Cole Davis - Consider It! - Totally Gross National Product


Totally Gross National Product is proud to present Consider It! NYC bassist Cole Davis’s debut album produced by Ryan Olson. The album features Bon Iver, Julian Lage, Channy Leaneagh (Poliça), Papa Mbye, and a long list of vocalists and players of diverse approaches. With Consider It! Davis steps out with the upright bass to display not only technical virtuosity with a buttery tone but also to reveal a complex new voice combining jazz and indie. 

Cole Davis hears upright bass on all styles of music. Beyond the tethered roles of jazz or bluegrass, he has long-imagined the sonic potential of his instrument as a collaborative voice.
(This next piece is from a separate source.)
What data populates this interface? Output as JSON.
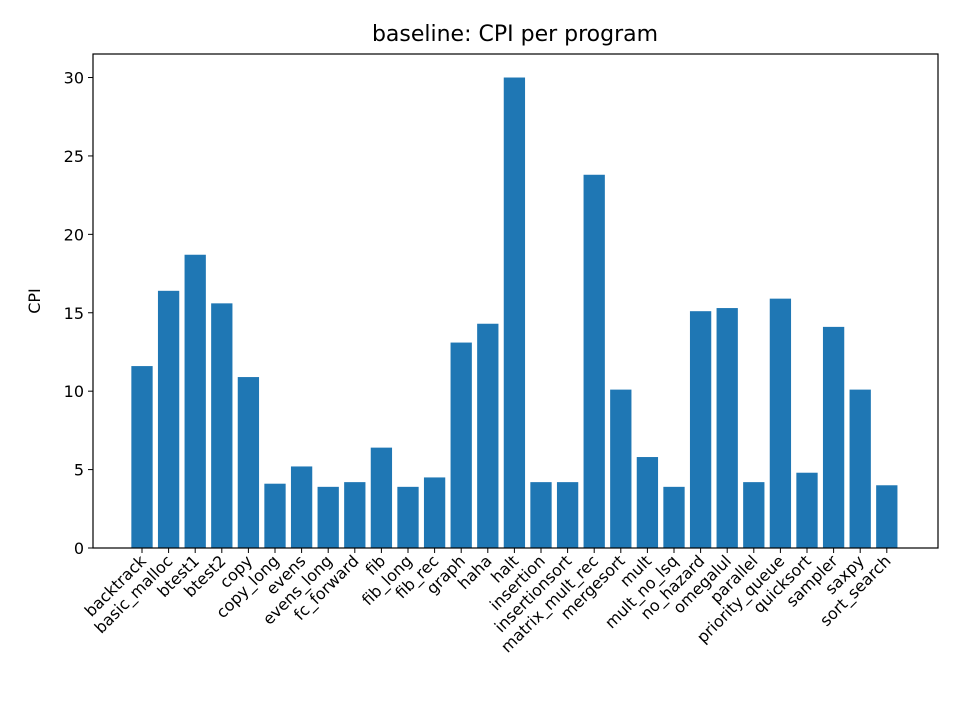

Cole studied jazz at Julliard while cutting his teeth in NYC jazz circles five nights a week, swimming professionally in the deep end of the jazz pool from twenty years old. With his rich ear committed to expanding the cultural and sonic relevance of the upright bass, Davis sought out producer Ryan Olson to make Consider It!: an album with the upright at the center of the emotional and structural narrative. Together Davis and Olson blended processed and acoustic sounds to transform the context and role of the upright bass, letting it become the storyteller within a wholly new sonic world.

To do this, the album features vocal performances and a deep bench of virtuoso genre-bending instrumentalists. The moody struggle of “I Want You Gone” has sheets of pushy vocals by Justin Vernon of Bon Iver laying atop a bed of Davis’s upright bass, Bryan Nichol’s piano and Julian Lage’s guitar. The album closes with the song “Miracle” featuring Poliça’s Channy Leaneagh’s hauntingly honest voice over upright bass chords and french horn harmonies that send your introspective thoughts to a place of needed confrontation, an unexpected final destination. The lead track, “Broke the Handle Off”, has Aaron Rice’s effortless lead vocal flow over Davis and drummer Chris Eagan’s deep pocket. And between is the soul earworm “Tooth and Nail” featuring KINFU and the cinematic vocal soundscape of Papa Mbye on “Back Street Driver”. 

The album also features six instrumental tracks that feel dedicated to the chance of existence in a timeless open space, speeding away from the fire but slowing down at the corner letting us make eye contact with a strange world passing by. Davis leads a group of mesmerizing and innovative improvisors that bring to life his shining compositional voice in the aching “Lo nesome Position Indeed” and “All Family Matters”. Tim Fain’s commanding violin guides us through the beautiful maze of “Cultivating New Frontiers in Carpentry” while CJ Camerieri’s (CARM) trumpet on “Gull” orders last call from the dimly-lit bar on a 1920s ocean liner. The album is full of rich performances like these from a list of talented contributors brought together by Olson.

With Consider It! the upright bass — once a silent giant in the ensemble — has found a powerful new voice in the evolving landscape of jazz and indie music. Cole Davis has taken what he’s already been hearing for so long and finally recorded it for all of us to dig.